Because trade terms used to be interpreted every time in a different way (depending on whether it was more convenient), and parties had to go to courts every time, the International Chamber of Commerce in 1936 published its first set of Incoterms. The term stands for international rules for the interpretation of trade terms, shortened in international commercial terms, or, Incoterms.
At the risk of sounding redundant, I will say it again: there are trade terms according to a certain body of law, and then there are Incoterms that are international rules for the interpretation of these trade terms.
What is paramount is that, to be effective, Incoterms must be incorporated in the contract, otherwise the interpretation will occur under the domestic law of the state whose law you chose to use.
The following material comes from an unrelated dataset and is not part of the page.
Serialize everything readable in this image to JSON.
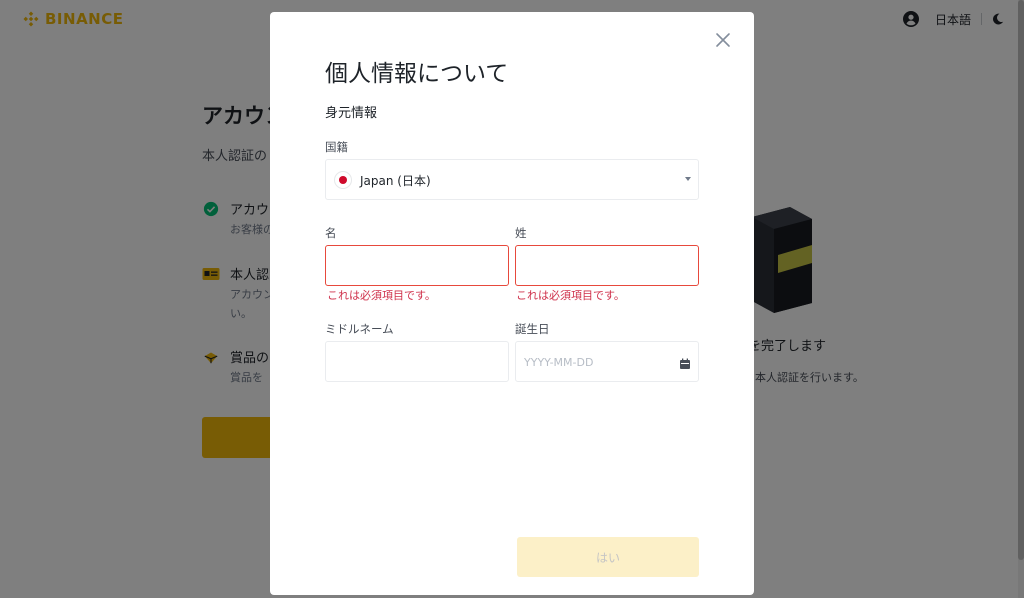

At the end of the day what trade terms and Incoterms do is defining the obligations of the parties and the transfer of risk: they state who must do what, and when does the transfer of risk happen. Tip: the transfer of risk as per Incoterms may be completely different from physical delivery.
The 11 official Incoterms 2020
Now, Incoterms are divided into four categories and they start from a situation whereby the obligations and the risk on the seller’s side are the least to one where obligations and risk for the seller are the most.
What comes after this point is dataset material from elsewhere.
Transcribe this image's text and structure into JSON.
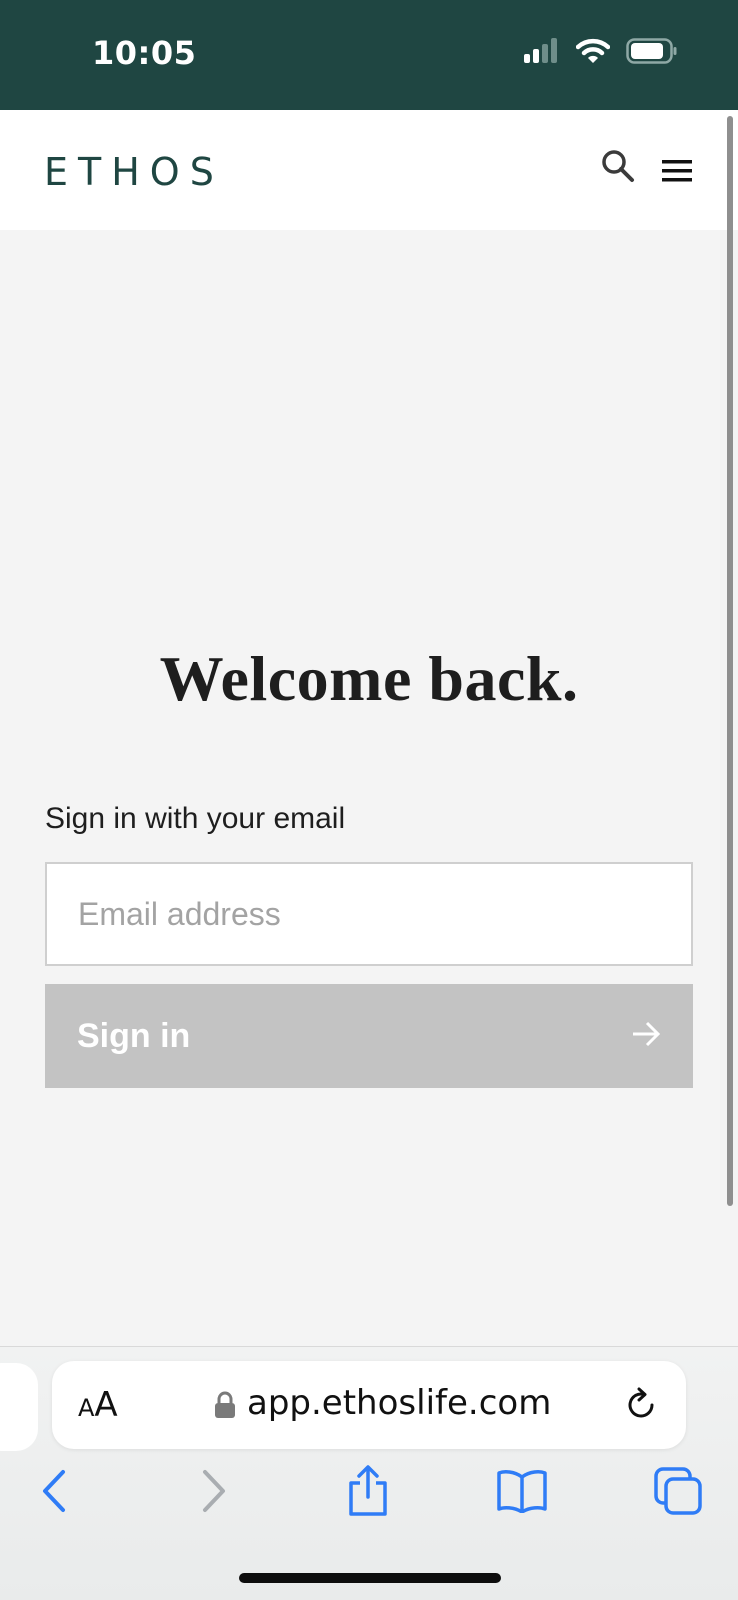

The first and only Incoterm of the E group is the EXW Ex Works, then we go to the F terms: FCA Free Carrier, FOB Free On Board, FAS Free Alongside Ship. The C group, the trickiest one (we wrote an ad-hoc article about this group of Incoterms, also called Group C Shipping Contracts, to deal with their unique characteristics): the four Incoterms in this group are CIF Cost, Insurance And Freight, CFR Cost & Freight (actually the old term was C&F, it was changed to CFR but in many contracts it is still used C&F Cost & Freight), CPT Carriage Paid To, and CIP Carriage And Insurance Paid To.
Finally, the D terms; that D stands for delivered (meant as physical delivery at destination; more on that in our articles about the D-group Incoterms), that is a common feature throught all this group: DAP Delivered At Place, DPU Delivered At Place Unloaded, DDP Delivered Duty Paid; from the name already we can imagine that this latter plays quite some burden on the seller.
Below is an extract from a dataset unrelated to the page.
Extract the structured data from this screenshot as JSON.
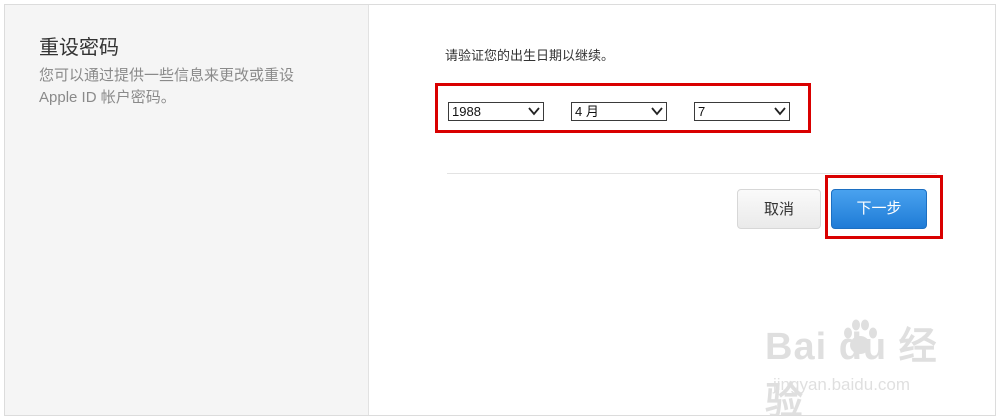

As a final word, the most important thing in Incoterms is that you understand what you are entering into, i.e. what you are signing up for. There could be situations where you are not aware of the costs that you have to incur because, for example, under a CIF (Cost, Insurance, Freight), the seller has to arrange for transportation and insurance whereas for an Ex Works the buyer has to do everything: he has to come and collect the goods, so it is very important that you understand what you’re signing up for, what your costs are going to be, what are the services that you can provide and if you are able to negotiate, so if the incorporation of the service or the provision of the service into the contract might place you in a better position to negotiate with your counterparty or if you’re able to incorporate the service under your initial quote and ask for more.